Let's use Bitcoin as a simple example here with these 4 questions. If you are not a cryptocurrency expert, that is, if you are an average person who normally hear about Bitcoin from the news, the only thing you know so far is that it's always going up or down in record levels. In this case, point 1 is already a fail, which is why if you want to invest in Bitcoin, you should spend a huge amount of time understanding the market, the risks, and the possible returns before putting any money in it.
By the way, I'd like to point out one thing: am I saying Bitcoin is a bad investment? No. I am saying that not everyone understands this investment well enough to make an informed decision.
In conclusion, try to understand every detail about the investment you are about to make. It might not guarantee you returns, but you will definitely avoid losses by making sure you understand all the risks you are taking.

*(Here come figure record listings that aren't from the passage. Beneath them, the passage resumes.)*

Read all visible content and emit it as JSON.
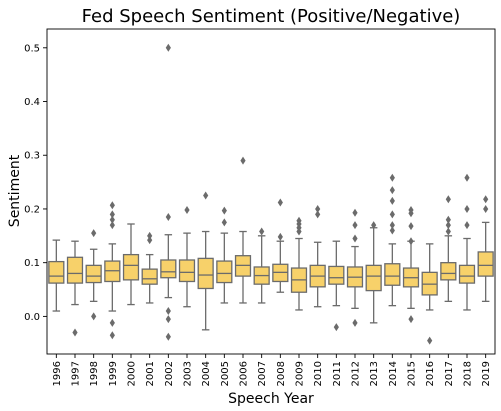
{
  "chart_data": {
    "type": "box",
    "title": "Fed Speech Sentiment (Positive/Negative)",
    "xlabel": "Speech Year",
    "ylabel": "Sentiment",
    "ylim": [
      -0.07,
      0.535
    ],
    "yticks": [
      "0.0",
      "0.1",
      "0.2",
      "0.3",
      "0.4",
      "0.5"
    ],
    "ytick_values": [
      0.0,
      0.1,
      0.2,
      0.3,
      0.4,
      0.5
    ],
    "grid": false,
    "legend": "none",
    "colors": {
      "box_fill": "#f7d16a",
      "line": "#6b6b6b",
      "axis": "#000000"
    },
    "categories": [
      "1996",
      "1997",
      "1998",
      "1999",
      "2000",
      "2001",
      "2002",
      "2003",
      "2004",
      "2005",
      "2006",
      "2007",
      "2008",
      "2009",
      "2010",
      "2011",
      "2012",
      "2013",
      "2014",
      "2015",
      "2016",
      "2017",
      "2018",
      "2019"
    ],
    "boxes": [
      {
        "year": "1996",
        "whisker_low": 0.01,
        "q1": 0.062,
        "median": 0.075,
        "q3": 0.102,
        "whisker_high": 0.142,
        "outliers": []
      },
      {
        "year": "1997",
        "whisker_low": 0.022,
        "q1": 0.062,
        "median": 0.08,
        "q3": 0.11,
        "whisker_high": 0.14,
        "outliers": [
          -0.03
        ]
      },
      {
        "year": "1998",
        "whisker_low": 0.028,
        "q1": 0.063,
        "median": 0.075,
        "q3": 0.095,
        "whisker_high": 0.125,
        "outliers": [
          0.155,
          0.0
        ]
      },
      {
        "year": "1999",
        "whisker_low": 0.01,
        "q1": 0.065,
        "median": 0.085,
        "q3": 0.103,
        "whisker_high": 0.135,
        "outliers": [
          0.207,
          0.19,
          0.18,
          0.17,
          -0.012,
          -0.035
        ]
      },
      {
        "year": "2000",
        "whisker_low": 0.022,
        "q1": 0.068,
        "median": 0.095,
        "q3": 0.115,
        "whisker_high": 0.172,
        "outliers": []
      },
      {
        "year": "2001",
        "whisker_low": 0.025,
        "q1": 0.06,
        "median": 0.07,
        "q3": 0.088,
        "whisker_high": 0.115,
        "outliers": [
          0.15,
          0.142
        ]
      },
      {
        "year": "2002",
        "whisker_low": 0.035,
        "q1": 0.072,
        "median": 0.083,
        "q3": 0.105,
        "whisker_high": 0.152,
        "outliers": [
          0.5,
          0.185,
          0.01,
          -0.005,
          -0.038
        ]
      },
      {
        "year": "2003",
        "whisker_low": 0.018,
        "q1": 0.065,
        "median": 0.082,
        "q3": 0.105,
        "whisker_high": 0.155,
        "outliers": [
          0.198
        ]
      },
      {
        "year": "2004",
        "whisker_low": -0.025,
        "q1": 0.052,
        "median": 0.077,
        "q3": 0.108,
        "whisker_high": 0.158,
        "outliers": [
          0.225
        ]
      },
      {
        "year": "2005",
        "whisker_low": 0.025,
        "q1": 0.063,
        "median": 0.08,
        "q3": 0.103,
        "whisker_high": 0.155,
        "outliers": [
          0.197,
          0.175
        ]
      },
      {
        "year": "2006",
        "whisker_low": 0.025,
        "q1": 0.075,
        "median": 0.095,
        "q3": 0.113,
        "whisker_high": 0.158,
        "outliers": [
          0.29
        ]
      },
      {
        "year": "2007",
        "whisker_low": 0.025,
        "q1": 0.06,
        "median": 0.076,
        "q3": 0.092,
        "whisker_high": 0.15,
        "outliers": [
          0.158
        ]
      },
      {
        "year": "2008",
        "whisker_low": 0.045,
        "q1": 0.065,
        "median": 0.082,
        "q3": 0.097,
        "whisker_high": 0.14,
        "outliers": [
          0.212,
          0.148
        ]
      },
      {
        "year": "2009",
        "whisker_low": 0.012,
        "q1": 0.045,
        "median": 0.068,
        "q3": 0.09,
        "whisker_high": 0.145,
        "outliers": [
          0.178,
          0.172,
          0.165,
          0.158
        ]
      },
      {
        "year": "2010",
        "whisker_low": 0.018,
        "q1": 0.055,
        "median": 0.075,
        "q3": 0.095,
        "whisker_high": 0.138,
        "outliers": [
          0.2,
          0.19
        ]
      },
      {
        "year": "2011",
        "whisker_low": 0.02,
        "q1": 0.06,
        "median": 0.072,
        "q3": 0.093,
        "whisker_high": 0.14,
        "outliers": [
          -0.02
        ]
      },
      {
        "year": "2012",
        "whisker_low": 0.015,
        "q1": 0.055,
        "median": 0.073,
        "q3": 0.092,
        "whisker_high": 0.13,
        "outliers": [
          0.193,
          0.17,
          0.145,
          -0.012
        ]
      },
      {
        "year": "2013",
        "whisker_low": -0.012,
        "q1": 0.048,
        "median": 0.075,
        "q3": 0.095,
        "whisker_high": 0.165,
        "outliers": [
          0.17
        ]
      },
      {
        "year": "2014",
        "whisker_low": 0.02,
        "q1": 0.058,
        "median": 0.075,
        "q3": 0.098,
        "whisker_high": 0.135,
        "outliers": [
          0.258,
          0.235,
          0.215,
          0.19,
          0.17,
          0.16
        ]
      },
      {
        "year": "2015",
        "whisker_low": 0.015,
        "q1": 0.055,
        "median": 0.072,
        "q3": 0.09,
        "whisker_high": 0.14,
        "outliers": [
          0.198,
          0.192,
          0.168,
          0.14,
          -0.005
        ]
      },
      {
        "year": "2016",
        "whisker_low": 0.012,
        "q1": 0.04,
        "median": 0.06,
        "q3": 0.082,
        "whisker_high": 0.135,
        "outliers": [
          -0.045
        ]
      },
      {
        "year": "2017",
        "whisker_low": 0.028,
        "q1": 0.068,
        "median": 0.08,
        "q3": 0.1,
        "whisker_high": 0.15,
        "outliers": [
          0.218,
          0.18,
          0.17,
          0.158
        ]
      },
      {
        "year": "2018",
        "whisker_low": 0.012,
        "q1": 0.062,
        "median": 0.075,
        "q3": 0.095,
        "whisker_high": 0.145,
        "outliers": [
          0.258,
          0.2,
          0.17
        ]
      },
      {
        "year": "2019",
        "whisker_low": 0.028,
        "q1": 0.075,
        "median": 0.095,
        "q3": 0.12,
        "whisker_high": 0.175,
        "outliers": [
          0.218,
          0.2
        ]
      }
    ]
  }
}
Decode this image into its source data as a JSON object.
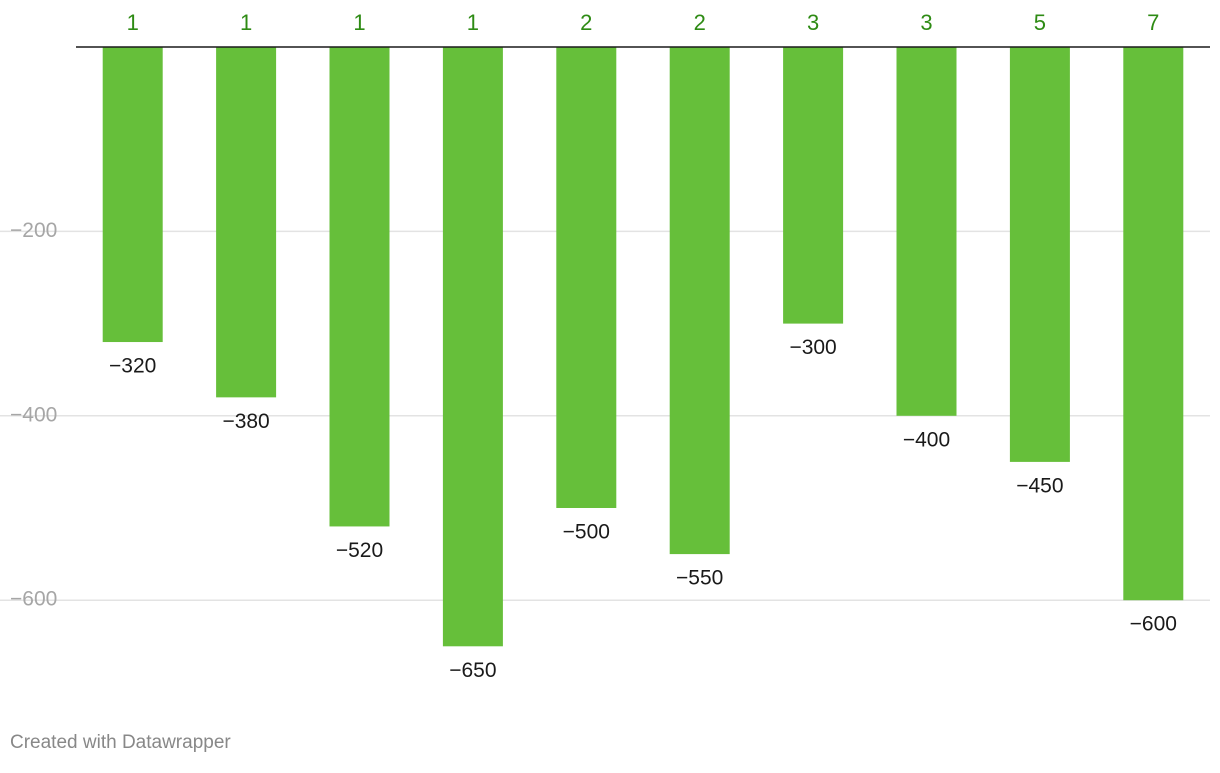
{
  "chart_data": {
    "type": "bar",
    "orientation": "vertical",
    "categories": [
      "1",
      "1",
      "1",
      "1",
      "2",
      "2",
      "3",
      "3",
      "5",
      "7"
    ],
    "values": [
      -320,
      -380,
      -520,
      -650,
      -500,
      -550,
      -300,
      -400,
      -450,
      -600
    ],
    "value_labels": [
      "−320",
      "−380",
      "−520",
      "−650",
      "−500",
      "−550",
      "−300",
      "−400",
      "−450",
      "−600"
    ],
    "title": "",
    "xlabel": "",
    "ylabel": "",
    "ylim": [
      -650,
      0
    ],
    "yticks": [
      -200,
      -400,
      -600
    ],
    "ytick_labels": [
      "−200",
      "−400",
      "−600"
    ],
    "x_axis_position": "top",
    "grid": true,
    "legend": "none",
    "colors": {
      "bar": "#66bf3a",
      "category_label": "#2e8b14",
      "value_label": "#1a1a1a",
      "tick_label": "#a6a6a6",
      "gridline": "#e3e3e3",
      "baseline": "#1a1a1a"
    }
  },
  "footer": {
    "credit": "Created with Datawrapper"
  }
}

4: Risk is an inherent part of investing
If we talk about investments, we have to talk about risks. Risk is an inherent part of investing, and the higher the promised returns, the higher the risk. It makes sense, right? If your money has higher chances of disappearing, then you should expect a higher prize for lending it.
Think about that every time someone offers you a magic solution with high yields and no risk. They're either lying to you, or they don't fully understand what they are talking about.
Once you are aware of this, you can understand better your own risk appetite, which means how much risk you are willing to take in an investment. Only you can know your risk appetite, but frequently you can divide it in a few categories: younger, experienced, older or inexperienced investors. Younger people, as well as experienced investors, are capable of taking more risks to grow their assets, while older people and less experienced investors should focus on maintaining their capital with lower-risk investments.
5: Timing is essential
Whichever investment you make, timing is essential. It is crucial to stay up to date with the market news and understand the macroeconomic scenarios that might affect your assets.
One great example from not long ago was the Covid-19 pandemic. If you invested in pharmaceutical companies before the pandemic, you would probably be able to cash out great returns on the following years.
You can't know when a pandemic will strike, of course, but being informed is still useful. If you invested in airlines at the beginning, or during the pandemic, you would be able to cash out good returns as well when lockdowns became less frequent.
It takes a lot of time to understand how everything influences the world's markets. Nonetheless, once you start paying attention to these things, you will find that it becomes easier and easier to predict how markets will react to certain news.
You don't need to understand these 5 things perfectly before you start investing, but you do need to be aware of them. This way, your first invested dollars (or euros, or any other currency for that matter) won't go to waste. In any case, start small, and scale up as you learn.